Re: Performance: linux vs Windows vs Mac OS X

Posted: Wed Dec 02, 2009 7:57 am
by bob
abulmo wrote:
shiv wrote:For PGO optimization to work, the profiling run should be typical of normal program execution (in terms of the branching decisions made). If the program is not branch intensive or if the profiling run is not typical of the actual run, PGO probably will not help. Wonder if this holds for your program.
Many intensive tasks (evaluation function, move generation) of my program indeed use branchless algorithms.
shiv wrote:I apologize for stating the obvious, but the fact that PGO makes performance worse does appear somewhat odd.
Your right, my data for worse performance were old and I might have poorly tested PGO at this time. I retried the idea and all compiler get better performance with PGO, but the speed increase is really small, about 1%, which is within the variability of my performance test (due to parallel search that gives less reproducible results).
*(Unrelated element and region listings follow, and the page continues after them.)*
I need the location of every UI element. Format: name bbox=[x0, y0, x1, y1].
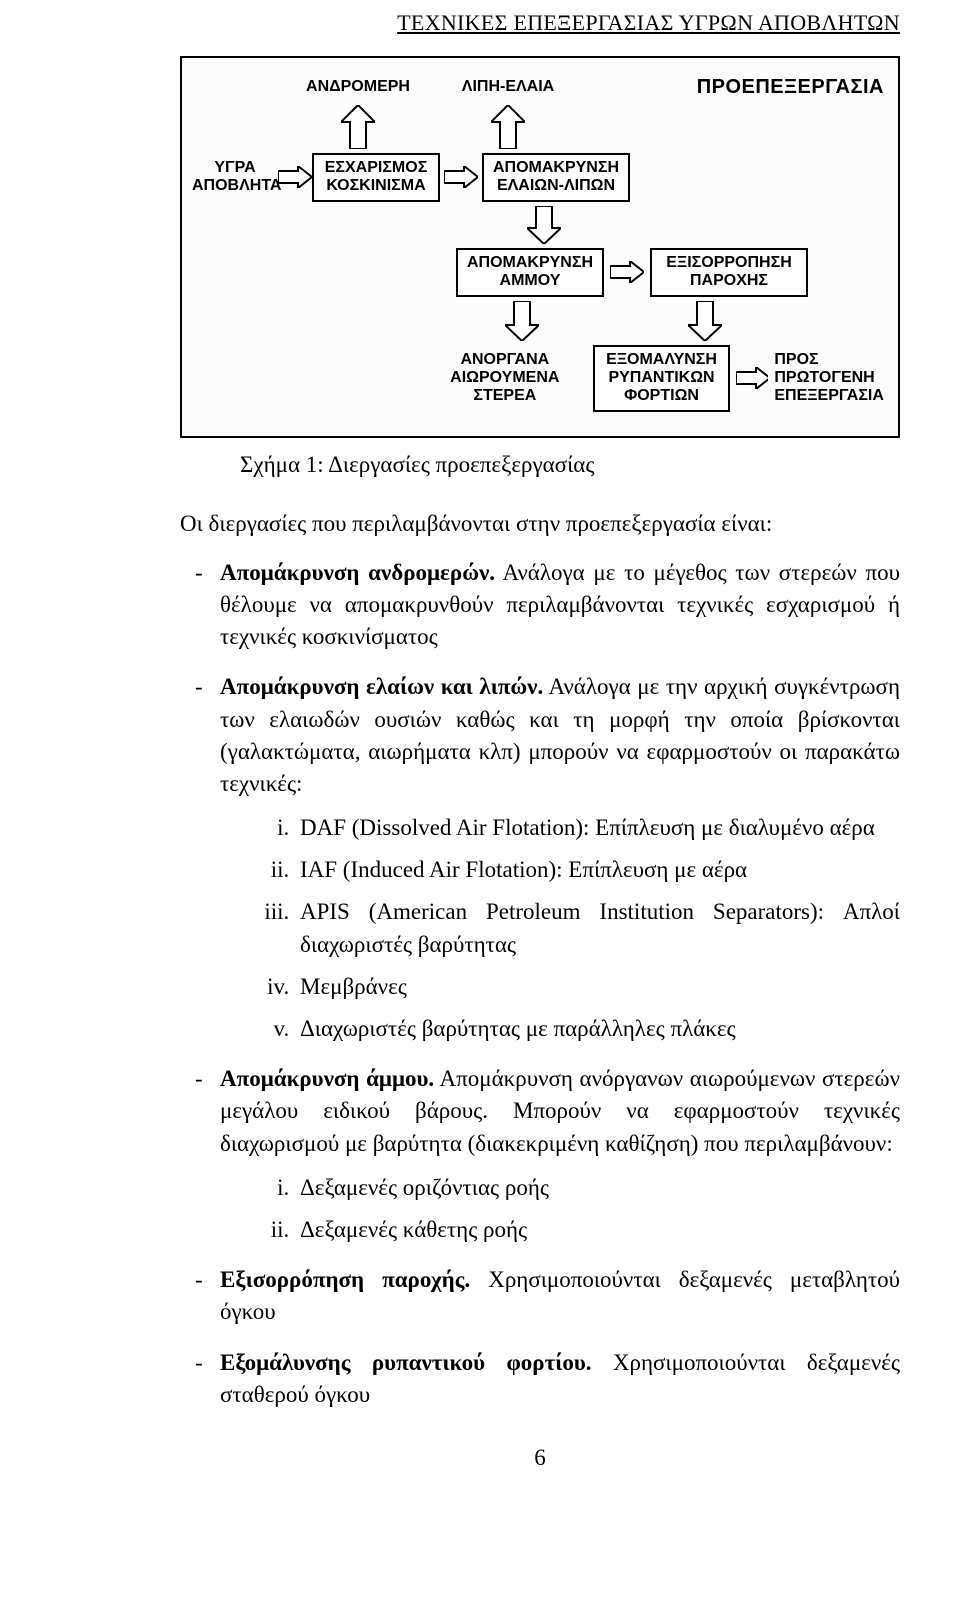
running-head: ΤΕΧΝΙΚΕΣ ΕΠΕΞΕΡΓΑΣΙΑΣ ΥΓΡΩΝ ΑΠΟΒΛΗΤΩΝ bbox=[180, 10, 900, 36]
arrow-up-icon bbox=[341, 105, 375, 149]
roman-item: Μεμβράνες bbox=[295, 971, 900, 1003]
diagram-box-apomak-elaion: ΑΠΟΜΑΚΡΥΝΣΗ ΕΛΑΙΩΝ-ΛΙΠΩΝ bbox=[482, 153, 630, 202]
diagram-container: ΑΝΔΡΟΜΕΡΗ ΛΙΠΗ-ΕΛΑΙΑ ΠΡΟΕΠΕΞΕΡΓΑΣΙΑ ΥΓΡΑ… bbox=[180, 56, 900, 438]
roman-item: Δεξαμενές οριζόντιας ροής bbox=[295, 1172, 900, 1204]
arrow-right-icon bbox=[278, 166, 312, 188]
arrow-down-icon bbox=[527, 206, 561, 244]
list-item: Εξομάλυνσης ρυπαντικού φορτίου. Χρησιμοπ… bbox=[220, 1347, 900, 1411]
list-item-lead: Απομάκρυνση ανδρομερών. bbox=[220, 560, 495, 585]
page-number: 6 bbox=[180, 1445, 900, 1471]
diagram-title: ΠΡΟΕΠΕΞΕΡΓΑΣΙΑ bbox=[697, 76, 884, 99]
arrow-down-icon bbox=[505, 301, 539, 341]
roman-item: APIS (American Petroleum Institution Sep… bbox=[295, 896, 900, 960]
list-item-lead: Εξομάλυνσης ρυπαντικού φορτίου. bbox=[220, 1350, 592, 1375]
diagram-box-exomalynsi: ΕΞΟΜΑΛΥΝΣΗ ΡΥΠΑΝΤΙΚΩΝ ΦΟΡΤΙΩΝ bbox=[593, 345, 730, 412]
roman-item: Δεξαμενές κάθετης ροής bbox=[295, 1214, 900, 1246]
roman-item: IAF (Induced Air Flotation): Επίπλευση μ… bbox=[295, 854, 900, 886]
diagram-label-pros-protogeni: ΠΡΟΣ ΠΡΩΤΟΓΕΝΗ ΕΠΕΞΕΡΓΑΣΙΑ bbox=[774, 351, 888, 406]
diagram-caption: Σχήμα 1: Διεργασίες προεπεξεργασίας bbox=[240, 452, 900, 478]
roman-list: DAF (Dissolved Air Flotation): Επίπλευση… bbox=[220, 812, 900, 1045]
main-list: Απομάκρυνση ανδρομερών. Ανάλογα με το μέ… bbox=[180, 557, 900, 1411]
list-item: Εξισορρόπηση παροχής. Χρησιμοποιούνται δ… bbox=[220, 1264, 900, 1328]
intro-text: Οι διεργασίες που περιλαμβάνονται στην π… bbox=[180, 508, 900, 539]
list-item-lead: Απομάκρυνση άμμου. bbox=[220, 1066, 434, 1091]
list-item: Απομάκρυνση ελαίων και λιπών. Ανάλογα με… bbox=[220, 671, 900, 1045]
list-item: Απομάκρυνση ανδρομερών. Ανάλογα με το μέ… bbox=[220, 557, 900, 654]
list-item: Απομάκρυνση άμμου. Απομάκρυνση ανόργανων… bbox=[220, 1063, 900, 1246]
diagram-label-ygra-apovlita: ΥΓΡΑ ΑΠΟΒΛΗΤΑ bbox=[192, 159, 278, 196]
list-item-lead: Απομάκρυνση ελαίων και λιπών. bbox=[220, 674, 543, 699]
arrow-right-icon bbox=[736, 367, 768, 389]
diagram-label-andromeri: ΑΝΔΡΟΜΕΡΗ bbox=[296, 78, 420, 96]
roman-list: Δεξαμενές οριζόντιας ροής Δεξαμενές κάθε… bbox=[220, 1172, 900, 1246]
roman-item: Διαχωριστές βαρύτητας με παράλληλες πλάκ… bbox=[295, 1013, 900, 1045]
arrow-down-icon bbox=[688, 301, 722, 341]
diagram-box-exisorropisi: ΕΞΙΣΟΡΡΟΠΗΣΗ ΠΑΡΟΧΗΣ bbox=[650, 248, 808, 297]
diagram-label-anorgana: ΑΝΟΡΓΑΝΑ ΑΙΩΡΟΥΜΕΝΑ ΣΤΕΡΕΑ bbox=[430, 351, 580, 406]
arrow-up-icon bbox=[491, 105, 525, 149]
diagram-label-lipi-elaia: ΛΙΠΗ-ΕΛΑΙΑ bbox=[438, 78, 578, 96]
diagram-box-apomak-ammou: ΑΠΟΜΑΚΡΥΝΣΗ ΑΜΜΟΥ bbox=[456, 248, 604, 297]
list-item-lead: Εξισορρόπηση παροχής. bbox=[220, 1267, 470, 1292]
roman-item: DAF (Dissolved Air Flotation): Επίπλευση… bbox=[295, 812, 900, 844]
diagram-box-escharismos: ΕΣΧΑΡΙΣΜΟΣ ΚΟΣΚΙΝΙΣΜΑ bbox=[312, 153, 440, 202]
arrow-right-icon bbox=[444, 166, 478, 188]
arrow-right-icon bbox=[610, 261, 644, 283]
There is much to consider in a parallel search. Cache issues can be paramount, because two separate caches (such as two or four L1 caches on a dual or quad-core box) can generate a ton of inter-cache forwarding traffic if you are sloppy in how you lay stuff out in memory so that two processors frequently access data that lies within the same cache line. PGO can't do much for a program other than to prevent cache from prefetching unused data, by rearranging things as needed to avoid fetching blocks of instructions that are generally skipped over. Anything else is going to be up to the normal optimizer which won't be improved at all by PGO.